Oseriez-vous nier qu’il soit contraire à la Foi de prétendre que la nature humaine du Christ puisse ne pas durer pour l’éternité ?
Réginald,
a) Vous déplacez la question de celle de l’éternité du Christ, y compris en tant qu’homme, à celle de créature.
Or, de même que si l’on peut nommer Notre Dame Mère de Dieu, quant à la nature humaine de Notre Seigneur et non quant à sa nature divine (comme cela a été précisé dans ma dernière intervention vous concernant), de même on peut dire que Notre Seigneur est une créature en tant qu’homme, mais on doit le nier quant à sa nature divine.
b) Toutefois, il n’en va pas de même de son éternité, du fait qu’Il doit demeurer pour toujours non seulement Dieu, mais aussi homme dans l’éternité. On ne saurait donc nier sans hérésie qu’il ne doive demeurer éternellement même en tant qu’homme. Pour le nier, et affirmer le contraire, il faudrait imaginer que l’Union Hypostatique entre sa nature divine et sa nature humaine puisse cesser : ce qui est hérétique (comme cela a été précisé dans ma dernière intervention vous concernant).
c) Oseriez-vous nier qu’il soit contraire à la Foi de prétendre que la nature humaine du Christ puisse ne pas durer pour l’éternité ? En ce cas, vous seriez au-dessous des Juifs contemporain du passage ici-bas du Christ, dont le divin Maître a loué le reste de lumière au moins sur ce point, ainsi que l’expose si bien Saint Thomas dans le passage cité plus haut.

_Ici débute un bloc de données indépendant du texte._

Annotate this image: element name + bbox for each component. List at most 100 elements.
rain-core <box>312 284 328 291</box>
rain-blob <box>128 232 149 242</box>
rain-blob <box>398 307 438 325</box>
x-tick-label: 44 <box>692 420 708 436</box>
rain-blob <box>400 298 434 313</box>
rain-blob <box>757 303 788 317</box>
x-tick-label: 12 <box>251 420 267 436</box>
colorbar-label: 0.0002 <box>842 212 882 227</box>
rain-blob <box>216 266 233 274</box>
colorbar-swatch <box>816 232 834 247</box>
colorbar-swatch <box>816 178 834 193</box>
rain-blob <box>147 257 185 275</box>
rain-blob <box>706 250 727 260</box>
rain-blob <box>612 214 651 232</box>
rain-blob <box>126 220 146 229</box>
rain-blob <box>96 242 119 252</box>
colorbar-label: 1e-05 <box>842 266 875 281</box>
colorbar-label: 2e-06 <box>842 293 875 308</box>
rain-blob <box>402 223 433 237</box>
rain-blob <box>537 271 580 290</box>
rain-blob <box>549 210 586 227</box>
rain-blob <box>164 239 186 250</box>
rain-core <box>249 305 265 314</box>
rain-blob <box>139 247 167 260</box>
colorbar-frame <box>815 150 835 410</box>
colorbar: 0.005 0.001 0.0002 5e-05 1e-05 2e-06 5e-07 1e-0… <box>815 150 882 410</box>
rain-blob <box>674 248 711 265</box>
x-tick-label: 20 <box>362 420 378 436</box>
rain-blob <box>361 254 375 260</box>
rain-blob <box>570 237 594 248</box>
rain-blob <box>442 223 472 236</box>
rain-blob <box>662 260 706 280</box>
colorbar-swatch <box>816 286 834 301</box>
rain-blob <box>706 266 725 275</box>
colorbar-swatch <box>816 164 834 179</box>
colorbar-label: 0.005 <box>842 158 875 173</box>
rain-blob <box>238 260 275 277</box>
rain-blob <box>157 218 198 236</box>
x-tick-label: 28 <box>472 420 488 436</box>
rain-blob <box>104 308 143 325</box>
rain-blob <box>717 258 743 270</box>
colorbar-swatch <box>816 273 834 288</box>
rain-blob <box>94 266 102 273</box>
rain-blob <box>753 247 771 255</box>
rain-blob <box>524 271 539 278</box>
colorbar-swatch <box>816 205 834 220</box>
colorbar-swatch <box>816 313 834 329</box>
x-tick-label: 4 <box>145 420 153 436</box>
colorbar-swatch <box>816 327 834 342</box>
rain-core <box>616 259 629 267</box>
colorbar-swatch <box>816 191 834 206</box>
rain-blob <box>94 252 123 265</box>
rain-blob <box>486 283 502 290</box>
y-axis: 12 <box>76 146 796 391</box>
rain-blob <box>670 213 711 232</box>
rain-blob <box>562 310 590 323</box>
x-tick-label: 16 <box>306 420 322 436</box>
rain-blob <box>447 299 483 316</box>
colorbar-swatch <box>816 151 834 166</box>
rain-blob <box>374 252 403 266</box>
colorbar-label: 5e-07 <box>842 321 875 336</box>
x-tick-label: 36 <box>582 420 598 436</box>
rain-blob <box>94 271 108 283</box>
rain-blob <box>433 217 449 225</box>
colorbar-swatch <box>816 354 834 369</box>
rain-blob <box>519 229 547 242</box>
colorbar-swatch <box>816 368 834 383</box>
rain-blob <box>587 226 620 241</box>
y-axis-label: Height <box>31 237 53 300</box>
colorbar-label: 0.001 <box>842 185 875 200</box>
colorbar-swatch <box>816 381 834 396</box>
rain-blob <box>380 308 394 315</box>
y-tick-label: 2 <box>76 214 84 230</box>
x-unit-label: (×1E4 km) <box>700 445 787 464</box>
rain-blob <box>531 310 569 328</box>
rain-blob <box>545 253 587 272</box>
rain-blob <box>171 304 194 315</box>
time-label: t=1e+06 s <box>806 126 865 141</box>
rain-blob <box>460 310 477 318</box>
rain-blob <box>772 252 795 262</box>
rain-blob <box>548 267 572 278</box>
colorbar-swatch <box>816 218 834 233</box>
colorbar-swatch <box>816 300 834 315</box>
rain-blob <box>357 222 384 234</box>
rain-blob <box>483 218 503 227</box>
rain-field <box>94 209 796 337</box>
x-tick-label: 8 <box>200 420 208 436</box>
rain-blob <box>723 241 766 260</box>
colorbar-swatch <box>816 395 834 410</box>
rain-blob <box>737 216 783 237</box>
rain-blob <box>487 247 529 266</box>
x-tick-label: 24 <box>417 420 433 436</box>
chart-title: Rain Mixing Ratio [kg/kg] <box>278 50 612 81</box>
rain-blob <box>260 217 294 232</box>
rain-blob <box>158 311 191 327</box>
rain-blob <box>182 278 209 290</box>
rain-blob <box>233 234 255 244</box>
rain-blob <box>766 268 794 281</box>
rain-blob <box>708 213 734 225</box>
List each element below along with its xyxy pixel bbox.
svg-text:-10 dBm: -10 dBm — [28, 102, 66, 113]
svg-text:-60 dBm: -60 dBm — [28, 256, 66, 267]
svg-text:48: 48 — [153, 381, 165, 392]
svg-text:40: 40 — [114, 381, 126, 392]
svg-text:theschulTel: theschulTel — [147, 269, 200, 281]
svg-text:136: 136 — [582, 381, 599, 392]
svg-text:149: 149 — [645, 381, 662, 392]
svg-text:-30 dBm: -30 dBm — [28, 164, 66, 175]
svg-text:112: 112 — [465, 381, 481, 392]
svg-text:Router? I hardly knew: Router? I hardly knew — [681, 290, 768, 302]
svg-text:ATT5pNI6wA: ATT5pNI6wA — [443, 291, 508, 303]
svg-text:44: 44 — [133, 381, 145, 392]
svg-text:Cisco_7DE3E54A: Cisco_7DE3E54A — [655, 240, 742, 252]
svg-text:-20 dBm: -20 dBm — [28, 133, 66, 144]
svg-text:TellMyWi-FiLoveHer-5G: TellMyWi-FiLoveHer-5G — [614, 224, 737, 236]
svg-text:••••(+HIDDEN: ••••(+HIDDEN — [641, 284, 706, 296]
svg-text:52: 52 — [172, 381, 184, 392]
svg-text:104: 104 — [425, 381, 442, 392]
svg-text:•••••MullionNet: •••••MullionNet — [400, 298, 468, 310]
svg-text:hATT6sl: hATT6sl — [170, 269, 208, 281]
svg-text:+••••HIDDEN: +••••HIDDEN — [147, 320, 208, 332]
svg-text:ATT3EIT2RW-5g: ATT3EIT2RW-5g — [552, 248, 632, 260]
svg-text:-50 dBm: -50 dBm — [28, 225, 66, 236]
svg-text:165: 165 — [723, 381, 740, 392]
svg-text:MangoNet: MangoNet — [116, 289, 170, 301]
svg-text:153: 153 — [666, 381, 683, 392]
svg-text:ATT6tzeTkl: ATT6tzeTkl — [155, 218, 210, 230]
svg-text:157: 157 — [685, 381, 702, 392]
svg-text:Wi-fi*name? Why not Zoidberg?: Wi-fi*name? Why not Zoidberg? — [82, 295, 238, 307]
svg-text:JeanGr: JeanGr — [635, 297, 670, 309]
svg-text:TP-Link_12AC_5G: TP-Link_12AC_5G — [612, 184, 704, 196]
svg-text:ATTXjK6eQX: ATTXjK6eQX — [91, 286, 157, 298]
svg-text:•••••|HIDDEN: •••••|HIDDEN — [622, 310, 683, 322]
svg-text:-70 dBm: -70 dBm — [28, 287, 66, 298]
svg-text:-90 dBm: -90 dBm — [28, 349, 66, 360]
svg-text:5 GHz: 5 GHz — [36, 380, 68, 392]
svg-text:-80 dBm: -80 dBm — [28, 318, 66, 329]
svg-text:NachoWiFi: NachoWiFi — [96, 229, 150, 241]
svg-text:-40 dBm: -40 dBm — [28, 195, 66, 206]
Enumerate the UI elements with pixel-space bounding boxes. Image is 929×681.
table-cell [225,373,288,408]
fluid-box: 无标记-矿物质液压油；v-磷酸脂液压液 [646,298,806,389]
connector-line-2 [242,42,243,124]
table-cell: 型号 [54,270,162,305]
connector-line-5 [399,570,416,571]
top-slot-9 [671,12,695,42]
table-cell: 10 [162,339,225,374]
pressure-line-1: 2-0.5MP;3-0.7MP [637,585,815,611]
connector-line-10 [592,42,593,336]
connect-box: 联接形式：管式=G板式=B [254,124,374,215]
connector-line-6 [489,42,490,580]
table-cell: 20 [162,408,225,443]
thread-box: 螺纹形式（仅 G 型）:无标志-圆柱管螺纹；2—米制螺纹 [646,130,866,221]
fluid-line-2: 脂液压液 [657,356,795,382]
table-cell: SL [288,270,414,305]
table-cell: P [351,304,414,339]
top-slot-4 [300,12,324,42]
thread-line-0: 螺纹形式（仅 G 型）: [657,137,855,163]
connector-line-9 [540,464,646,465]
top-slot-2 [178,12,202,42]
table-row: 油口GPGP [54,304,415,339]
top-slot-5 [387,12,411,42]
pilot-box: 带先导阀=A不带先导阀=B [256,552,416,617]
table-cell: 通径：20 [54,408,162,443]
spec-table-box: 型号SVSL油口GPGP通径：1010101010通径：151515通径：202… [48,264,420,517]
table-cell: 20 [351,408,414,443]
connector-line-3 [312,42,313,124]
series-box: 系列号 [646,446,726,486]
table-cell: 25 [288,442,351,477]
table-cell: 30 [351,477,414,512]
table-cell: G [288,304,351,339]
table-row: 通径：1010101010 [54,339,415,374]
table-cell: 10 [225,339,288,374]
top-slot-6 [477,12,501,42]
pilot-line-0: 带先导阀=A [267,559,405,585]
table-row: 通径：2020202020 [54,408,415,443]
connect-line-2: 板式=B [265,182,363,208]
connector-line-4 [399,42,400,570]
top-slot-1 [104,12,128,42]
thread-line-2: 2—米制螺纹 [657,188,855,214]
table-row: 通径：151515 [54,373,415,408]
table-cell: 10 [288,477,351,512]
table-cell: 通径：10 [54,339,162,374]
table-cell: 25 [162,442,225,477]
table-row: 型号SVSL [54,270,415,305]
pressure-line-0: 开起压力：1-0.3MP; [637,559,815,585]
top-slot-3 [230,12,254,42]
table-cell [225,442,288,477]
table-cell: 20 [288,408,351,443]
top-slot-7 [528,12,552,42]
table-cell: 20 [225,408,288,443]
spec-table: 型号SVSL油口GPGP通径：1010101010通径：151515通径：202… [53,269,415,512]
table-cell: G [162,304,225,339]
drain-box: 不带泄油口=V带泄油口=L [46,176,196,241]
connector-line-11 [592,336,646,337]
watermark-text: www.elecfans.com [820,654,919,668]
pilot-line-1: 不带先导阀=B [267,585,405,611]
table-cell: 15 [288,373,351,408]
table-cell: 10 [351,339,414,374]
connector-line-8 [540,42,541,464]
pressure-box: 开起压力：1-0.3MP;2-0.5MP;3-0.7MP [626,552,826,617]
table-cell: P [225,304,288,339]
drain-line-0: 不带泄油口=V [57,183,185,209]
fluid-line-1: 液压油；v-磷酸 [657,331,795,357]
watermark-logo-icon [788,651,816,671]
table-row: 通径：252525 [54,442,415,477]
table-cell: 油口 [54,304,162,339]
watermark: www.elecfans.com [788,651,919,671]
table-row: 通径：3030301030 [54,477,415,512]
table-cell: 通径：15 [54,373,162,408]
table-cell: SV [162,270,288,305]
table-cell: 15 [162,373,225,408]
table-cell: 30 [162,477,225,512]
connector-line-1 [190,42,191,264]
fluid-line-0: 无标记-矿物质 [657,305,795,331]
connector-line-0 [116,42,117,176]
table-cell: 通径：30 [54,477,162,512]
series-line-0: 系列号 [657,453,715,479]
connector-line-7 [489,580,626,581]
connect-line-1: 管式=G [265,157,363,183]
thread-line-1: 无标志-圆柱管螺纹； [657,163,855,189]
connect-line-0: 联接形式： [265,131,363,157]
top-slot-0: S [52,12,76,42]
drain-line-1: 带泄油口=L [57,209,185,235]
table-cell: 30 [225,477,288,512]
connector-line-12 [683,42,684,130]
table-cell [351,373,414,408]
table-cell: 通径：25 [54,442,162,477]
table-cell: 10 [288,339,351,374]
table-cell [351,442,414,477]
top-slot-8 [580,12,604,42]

d) Si vous osez le nier, dites-le ouvertement. Si vous n’avez ni l’humilité ni le courage de reconnaître votre erreur en ce point, votre silence le reconnaîtrait au moins implicitement. Ce qui ne serait déjà pas rien, quoique en soi insuffisant.
Que le Père Eternel, dont Elles émanent, fasse triompher la Vérité en nos intelligences et la Charité en nos cœurs.